Update account names. You may need to contact financial institutions to change account names and/or update contact information.
Evaluate short-term expenses. You may have immediate expenses to take care of, such as funeral costs or outstanding debts your spouse may have incurred. If you're waiting for insurance proceeds or estate settlement money, you can use credit cards for certain expenses or you can try to negotiate with creditors to allow you to postpone payment for 30 days or more, if necessary. Make sure you have one or more credit cards in your name, and when you can, order a free copy of your credit report and review it for accuracy.
Avoid hasty decisions. For discretionary financial decisions, go at your own pace, not someone else's. For example, don't commit to move from your current home until you can make a decision based on reason instead of emotion. Don't spend money impulsively. Don't cave in to pressure to sell or give away your spouse's possessions. Find out where you stand financially before you make any large purchases, sell property, or loan money to others.

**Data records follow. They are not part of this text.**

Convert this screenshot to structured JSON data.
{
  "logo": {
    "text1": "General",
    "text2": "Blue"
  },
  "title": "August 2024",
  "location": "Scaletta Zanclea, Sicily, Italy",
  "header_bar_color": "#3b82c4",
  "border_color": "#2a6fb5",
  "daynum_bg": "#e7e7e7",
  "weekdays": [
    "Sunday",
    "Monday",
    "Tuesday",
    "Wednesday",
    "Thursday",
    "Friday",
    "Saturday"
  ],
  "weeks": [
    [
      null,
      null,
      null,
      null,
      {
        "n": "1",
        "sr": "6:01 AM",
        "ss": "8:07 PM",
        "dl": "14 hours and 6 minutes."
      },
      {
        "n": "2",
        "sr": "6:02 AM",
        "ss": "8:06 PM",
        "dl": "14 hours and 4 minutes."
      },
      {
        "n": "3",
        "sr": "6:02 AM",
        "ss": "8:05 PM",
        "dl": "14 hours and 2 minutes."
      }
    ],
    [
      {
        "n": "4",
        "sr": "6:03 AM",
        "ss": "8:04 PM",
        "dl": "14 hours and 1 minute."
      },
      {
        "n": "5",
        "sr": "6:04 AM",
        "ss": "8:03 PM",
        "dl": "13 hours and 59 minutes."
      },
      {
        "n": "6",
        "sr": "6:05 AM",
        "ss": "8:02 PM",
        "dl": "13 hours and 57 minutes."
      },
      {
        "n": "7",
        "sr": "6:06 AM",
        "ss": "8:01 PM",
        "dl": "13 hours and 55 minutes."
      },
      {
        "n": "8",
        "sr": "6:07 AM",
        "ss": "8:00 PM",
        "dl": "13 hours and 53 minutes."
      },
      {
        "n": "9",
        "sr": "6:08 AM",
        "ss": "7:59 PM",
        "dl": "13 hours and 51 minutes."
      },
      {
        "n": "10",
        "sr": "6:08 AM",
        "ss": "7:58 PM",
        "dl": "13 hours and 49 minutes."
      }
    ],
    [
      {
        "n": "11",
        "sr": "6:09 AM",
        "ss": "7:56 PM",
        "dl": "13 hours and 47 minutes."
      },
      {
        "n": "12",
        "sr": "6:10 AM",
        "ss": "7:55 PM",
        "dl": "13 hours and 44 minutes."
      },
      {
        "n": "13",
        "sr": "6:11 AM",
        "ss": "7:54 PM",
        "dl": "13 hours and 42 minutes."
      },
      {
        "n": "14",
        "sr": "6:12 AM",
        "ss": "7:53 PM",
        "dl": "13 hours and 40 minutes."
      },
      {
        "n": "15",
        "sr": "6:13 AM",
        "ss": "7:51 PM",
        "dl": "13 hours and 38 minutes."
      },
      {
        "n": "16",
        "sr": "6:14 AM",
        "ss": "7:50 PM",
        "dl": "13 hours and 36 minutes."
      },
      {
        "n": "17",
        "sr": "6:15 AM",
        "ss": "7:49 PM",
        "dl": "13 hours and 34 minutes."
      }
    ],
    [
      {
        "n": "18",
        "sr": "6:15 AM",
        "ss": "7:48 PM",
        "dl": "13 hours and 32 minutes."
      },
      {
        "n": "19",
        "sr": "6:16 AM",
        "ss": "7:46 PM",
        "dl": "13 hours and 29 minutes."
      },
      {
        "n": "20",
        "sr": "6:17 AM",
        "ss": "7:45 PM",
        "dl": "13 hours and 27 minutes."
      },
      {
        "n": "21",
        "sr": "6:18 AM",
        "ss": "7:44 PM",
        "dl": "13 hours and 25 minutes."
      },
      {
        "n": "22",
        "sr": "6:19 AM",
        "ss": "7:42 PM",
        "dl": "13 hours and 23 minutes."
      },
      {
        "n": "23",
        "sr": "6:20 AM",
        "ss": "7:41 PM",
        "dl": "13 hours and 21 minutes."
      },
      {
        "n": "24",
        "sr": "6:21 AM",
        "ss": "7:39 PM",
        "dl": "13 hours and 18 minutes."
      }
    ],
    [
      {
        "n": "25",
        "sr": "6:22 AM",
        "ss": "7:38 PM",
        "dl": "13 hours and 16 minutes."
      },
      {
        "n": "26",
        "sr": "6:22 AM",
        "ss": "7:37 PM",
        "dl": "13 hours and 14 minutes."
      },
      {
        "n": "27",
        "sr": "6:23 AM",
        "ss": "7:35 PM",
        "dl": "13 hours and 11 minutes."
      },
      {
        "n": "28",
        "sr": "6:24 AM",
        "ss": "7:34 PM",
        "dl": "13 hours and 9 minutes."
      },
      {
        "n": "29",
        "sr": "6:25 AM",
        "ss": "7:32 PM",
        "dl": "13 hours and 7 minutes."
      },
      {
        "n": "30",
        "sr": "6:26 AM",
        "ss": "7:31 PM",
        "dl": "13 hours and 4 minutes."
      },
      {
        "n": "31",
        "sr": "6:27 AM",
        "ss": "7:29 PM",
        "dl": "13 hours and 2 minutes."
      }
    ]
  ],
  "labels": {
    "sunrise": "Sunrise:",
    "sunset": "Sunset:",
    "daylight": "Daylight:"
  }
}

Moving ahead: the big picture
After the initial legal and financial matters related to your spouse's death are taken care of, you'll enter a transition phase when you'll be adjusting to your new financial circumstances. As you navigate this terrain, you might find it helpful to work with a financial professional who can help you by:
- Suggesting ways to invest any life insurance proceeds or estate settlement money you receive
- Calculating your net worth by identifying your assets and liabilities, giving you an understanding of how you'll meet your short- and long-term spending needs
- Establishing a budget by looking at your monthly income and routine living expenses, and making adjustments as needed
- Helping you update beneficiary designations on your life insurance, retirement plan, IRA, employee benefits, annuity, and so on
- Reviewing your investment portfolio at least annually
- Updating your estate planning documents (e.g., will, trust, health-care directives, power of attorney) to reflect your circumstances and your wishes for disposition of the marital estate (e.g., gifts to children, grandchildren, charities)

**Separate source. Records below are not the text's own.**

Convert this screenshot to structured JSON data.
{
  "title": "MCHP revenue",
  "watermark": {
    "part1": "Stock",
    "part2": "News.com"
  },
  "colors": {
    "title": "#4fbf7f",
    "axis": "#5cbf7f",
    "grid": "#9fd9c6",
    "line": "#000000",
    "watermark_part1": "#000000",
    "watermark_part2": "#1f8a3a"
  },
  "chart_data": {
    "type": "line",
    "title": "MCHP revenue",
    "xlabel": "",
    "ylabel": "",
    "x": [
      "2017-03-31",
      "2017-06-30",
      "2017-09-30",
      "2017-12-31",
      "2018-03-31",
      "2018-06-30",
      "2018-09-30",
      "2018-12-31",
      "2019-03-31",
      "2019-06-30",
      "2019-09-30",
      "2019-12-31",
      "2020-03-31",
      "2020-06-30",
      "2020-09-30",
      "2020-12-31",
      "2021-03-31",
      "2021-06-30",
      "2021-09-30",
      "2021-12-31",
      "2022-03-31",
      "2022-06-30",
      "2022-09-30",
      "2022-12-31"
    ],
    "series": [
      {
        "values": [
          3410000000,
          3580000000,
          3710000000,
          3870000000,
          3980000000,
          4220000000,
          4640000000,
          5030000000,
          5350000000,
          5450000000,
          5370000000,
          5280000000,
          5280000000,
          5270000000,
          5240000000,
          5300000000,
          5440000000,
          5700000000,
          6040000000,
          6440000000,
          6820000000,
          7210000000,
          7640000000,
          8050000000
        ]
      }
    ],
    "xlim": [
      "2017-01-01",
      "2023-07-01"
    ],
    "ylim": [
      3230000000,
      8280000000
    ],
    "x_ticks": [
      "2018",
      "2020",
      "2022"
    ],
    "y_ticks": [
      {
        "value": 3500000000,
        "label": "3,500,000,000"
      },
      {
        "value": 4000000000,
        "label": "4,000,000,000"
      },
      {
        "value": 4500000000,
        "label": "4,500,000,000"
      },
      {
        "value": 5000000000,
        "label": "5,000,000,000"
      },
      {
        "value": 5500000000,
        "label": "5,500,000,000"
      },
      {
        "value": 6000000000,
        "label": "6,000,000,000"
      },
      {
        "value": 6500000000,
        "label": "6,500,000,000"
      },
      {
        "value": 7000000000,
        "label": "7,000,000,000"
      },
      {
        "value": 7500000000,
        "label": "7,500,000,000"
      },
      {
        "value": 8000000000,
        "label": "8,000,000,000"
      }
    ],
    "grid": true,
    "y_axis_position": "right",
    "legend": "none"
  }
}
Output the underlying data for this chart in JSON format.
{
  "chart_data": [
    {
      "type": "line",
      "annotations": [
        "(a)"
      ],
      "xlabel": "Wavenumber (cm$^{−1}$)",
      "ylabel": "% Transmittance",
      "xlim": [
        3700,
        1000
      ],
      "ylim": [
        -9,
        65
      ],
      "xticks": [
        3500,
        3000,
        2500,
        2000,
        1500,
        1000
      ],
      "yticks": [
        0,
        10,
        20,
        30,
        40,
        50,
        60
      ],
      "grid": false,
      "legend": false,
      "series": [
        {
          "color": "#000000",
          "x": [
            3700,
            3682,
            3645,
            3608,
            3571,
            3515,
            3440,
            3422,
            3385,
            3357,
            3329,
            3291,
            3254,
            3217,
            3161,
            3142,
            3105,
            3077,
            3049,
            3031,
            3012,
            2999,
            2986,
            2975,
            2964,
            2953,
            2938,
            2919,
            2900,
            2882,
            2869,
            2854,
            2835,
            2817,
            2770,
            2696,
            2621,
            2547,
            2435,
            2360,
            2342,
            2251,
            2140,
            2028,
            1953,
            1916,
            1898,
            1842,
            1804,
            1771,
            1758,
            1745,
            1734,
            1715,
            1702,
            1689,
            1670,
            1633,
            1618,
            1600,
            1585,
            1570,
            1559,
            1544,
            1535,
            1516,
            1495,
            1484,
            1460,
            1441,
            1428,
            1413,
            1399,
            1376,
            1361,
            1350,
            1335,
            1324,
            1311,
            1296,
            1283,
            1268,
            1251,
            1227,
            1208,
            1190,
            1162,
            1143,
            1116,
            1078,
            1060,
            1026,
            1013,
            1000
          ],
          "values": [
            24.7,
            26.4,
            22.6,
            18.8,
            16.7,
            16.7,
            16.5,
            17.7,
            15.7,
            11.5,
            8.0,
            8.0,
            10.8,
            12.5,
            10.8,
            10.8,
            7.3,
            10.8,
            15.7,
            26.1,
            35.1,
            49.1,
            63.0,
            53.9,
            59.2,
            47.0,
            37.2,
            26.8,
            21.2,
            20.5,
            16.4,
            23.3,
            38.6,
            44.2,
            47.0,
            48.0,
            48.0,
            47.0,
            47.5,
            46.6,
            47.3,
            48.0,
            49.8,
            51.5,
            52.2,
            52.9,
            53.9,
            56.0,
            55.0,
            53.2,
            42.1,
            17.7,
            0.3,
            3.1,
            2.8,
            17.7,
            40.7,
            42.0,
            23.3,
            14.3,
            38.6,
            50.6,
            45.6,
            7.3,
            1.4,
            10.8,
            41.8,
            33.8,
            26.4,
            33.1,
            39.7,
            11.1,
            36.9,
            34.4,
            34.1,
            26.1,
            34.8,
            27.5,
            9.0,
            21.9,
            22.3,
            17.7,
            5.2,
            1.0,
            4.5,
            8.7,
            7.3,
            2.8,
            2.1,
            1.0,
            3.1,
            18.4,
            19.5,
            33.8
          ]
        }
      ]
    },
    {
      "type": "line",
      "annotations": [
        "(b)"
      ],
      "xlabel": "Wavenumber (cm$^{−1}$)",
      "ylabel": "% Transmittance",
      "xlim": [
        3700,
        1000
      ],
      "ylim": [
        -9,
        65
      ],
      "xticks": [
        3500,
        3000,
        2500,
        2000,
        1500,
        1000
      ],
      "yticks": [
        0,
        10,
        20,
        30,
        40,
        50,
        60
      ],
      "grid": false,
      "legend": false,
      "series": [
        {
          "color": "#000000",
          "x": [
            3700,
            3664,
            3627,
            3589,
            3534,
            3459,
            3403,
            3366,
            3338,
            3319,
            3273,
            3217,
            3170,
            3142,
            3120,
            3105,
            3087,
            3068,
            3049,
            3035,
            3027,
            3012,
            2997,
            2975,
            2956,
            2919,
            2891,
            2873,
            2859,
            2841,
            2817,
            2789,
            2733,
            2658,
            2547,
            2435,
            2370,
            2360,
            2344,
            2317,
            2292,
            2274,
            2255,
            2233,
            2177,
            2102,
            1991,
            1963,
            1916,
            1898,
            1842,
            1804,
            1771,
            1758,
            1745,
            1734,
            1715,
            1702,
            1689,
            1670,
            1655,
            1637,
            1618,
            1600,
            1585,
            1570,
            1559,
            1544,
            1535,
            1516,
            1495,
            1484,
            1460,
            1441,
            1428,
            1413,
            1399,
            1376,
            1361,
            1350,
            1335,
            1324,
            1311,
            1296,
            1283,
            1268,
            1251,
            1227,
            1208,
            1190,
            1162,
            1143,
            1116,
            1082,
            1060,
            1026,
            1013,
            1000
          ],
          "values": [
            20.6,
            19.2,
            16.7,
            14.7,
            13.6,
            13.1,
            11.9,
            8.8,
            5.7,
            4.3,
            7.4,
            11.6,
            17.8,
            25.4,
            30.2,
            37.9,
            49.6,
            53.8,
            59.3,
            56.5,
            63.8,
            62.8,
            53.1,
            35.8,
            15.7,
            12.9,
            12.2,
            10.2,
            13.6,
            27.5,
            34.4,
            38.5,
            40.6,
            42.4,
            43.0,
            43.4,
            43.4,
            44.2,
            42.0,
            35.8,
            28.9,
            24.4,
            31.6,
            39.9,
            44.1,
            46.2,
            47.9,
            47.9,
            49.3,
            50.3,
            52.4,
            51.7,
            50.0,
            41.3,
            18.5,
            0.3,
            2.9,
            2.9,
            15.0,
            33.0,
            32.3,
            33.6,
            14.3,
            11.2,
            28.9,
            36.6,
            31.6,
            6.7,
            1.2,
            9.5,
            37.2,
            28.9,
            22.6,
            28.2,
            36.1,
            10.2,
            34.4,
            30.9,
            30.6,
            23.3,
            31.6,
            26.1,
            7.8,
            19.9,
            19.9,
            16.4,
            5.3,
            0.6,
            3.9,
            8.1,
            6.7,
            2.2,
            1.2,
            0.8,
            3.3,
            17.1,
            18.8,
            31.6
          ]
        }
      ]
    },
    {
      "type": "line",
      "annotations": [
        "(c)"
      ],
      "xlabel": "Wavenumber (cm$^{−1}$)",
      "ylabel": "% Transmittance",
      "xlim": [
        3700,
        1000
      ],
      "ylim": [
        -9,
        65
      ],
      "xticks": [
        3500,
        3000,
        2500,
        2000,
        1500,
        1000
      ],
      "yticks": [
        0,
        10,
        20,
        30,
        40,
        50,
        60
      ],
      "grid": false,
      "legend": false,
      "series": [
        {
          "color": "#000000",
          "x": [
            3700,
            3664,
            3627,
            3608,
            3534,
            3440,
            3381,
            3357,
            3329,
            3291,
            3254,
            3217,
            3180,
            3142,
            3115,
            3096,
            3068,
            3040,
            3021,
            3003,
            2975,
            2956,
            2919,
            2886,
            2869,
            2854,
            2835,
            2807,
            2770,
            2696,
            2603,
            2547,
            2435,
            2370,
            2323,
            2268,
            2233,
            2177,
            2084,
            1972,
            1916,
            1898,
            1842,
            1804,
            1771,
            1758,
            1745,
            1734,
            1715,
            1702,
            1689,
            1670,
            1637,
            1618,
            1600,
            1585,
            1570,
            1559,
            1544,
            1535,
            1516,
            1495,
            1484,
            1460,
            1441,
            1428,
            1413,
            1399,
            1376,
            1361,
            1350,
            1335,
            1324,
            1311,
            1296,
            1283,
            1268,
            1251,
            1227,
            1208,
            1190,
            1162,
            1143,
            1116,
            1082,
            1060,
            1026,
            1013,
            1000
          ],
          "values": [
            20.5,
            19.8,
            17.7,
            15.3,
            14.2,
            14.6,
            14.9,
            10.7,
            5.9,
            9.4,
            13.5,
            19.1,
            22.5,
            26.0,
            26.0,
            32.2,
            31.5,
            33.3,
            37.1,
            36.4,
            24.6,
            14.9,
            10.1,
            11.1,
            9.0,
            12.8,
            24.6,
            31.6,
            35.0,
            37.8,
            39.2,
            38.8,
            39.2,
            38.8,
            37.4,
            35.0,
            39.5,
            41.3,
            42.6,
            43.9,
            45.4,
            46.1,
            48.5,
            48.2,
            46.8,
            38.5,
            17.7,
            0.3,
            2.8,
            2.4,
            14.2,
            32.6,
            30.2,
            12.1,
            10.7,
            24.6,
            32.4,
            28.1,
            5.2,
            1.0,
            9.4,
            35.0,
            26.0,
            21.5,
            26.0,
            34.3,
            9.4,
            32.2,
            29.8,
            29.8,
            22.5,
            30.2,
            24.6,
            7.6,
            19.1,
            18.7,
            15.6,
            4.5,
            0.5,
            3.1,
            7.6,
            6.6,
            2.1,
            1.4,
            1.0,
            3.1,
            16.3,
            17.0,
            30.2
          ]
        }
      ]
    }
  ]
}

- Updating your insurance coverage to reflect your new circumstances
Generally speaking, women may have a different set of expectations and requirements from their financial professional than men. As you work with a financial professional, make sure he or she is responsive to what you say you need, not what your advisor thinks you want. Don't be afraid to ask questions, and make sure you understand all your options before making important decisions.
As you move forward with your life, remember that at times it may be two steps forward and one step back. Take comfort in the fact that you are doing the best you can to make the best decisions — financial and otherwise — for yourself and your family.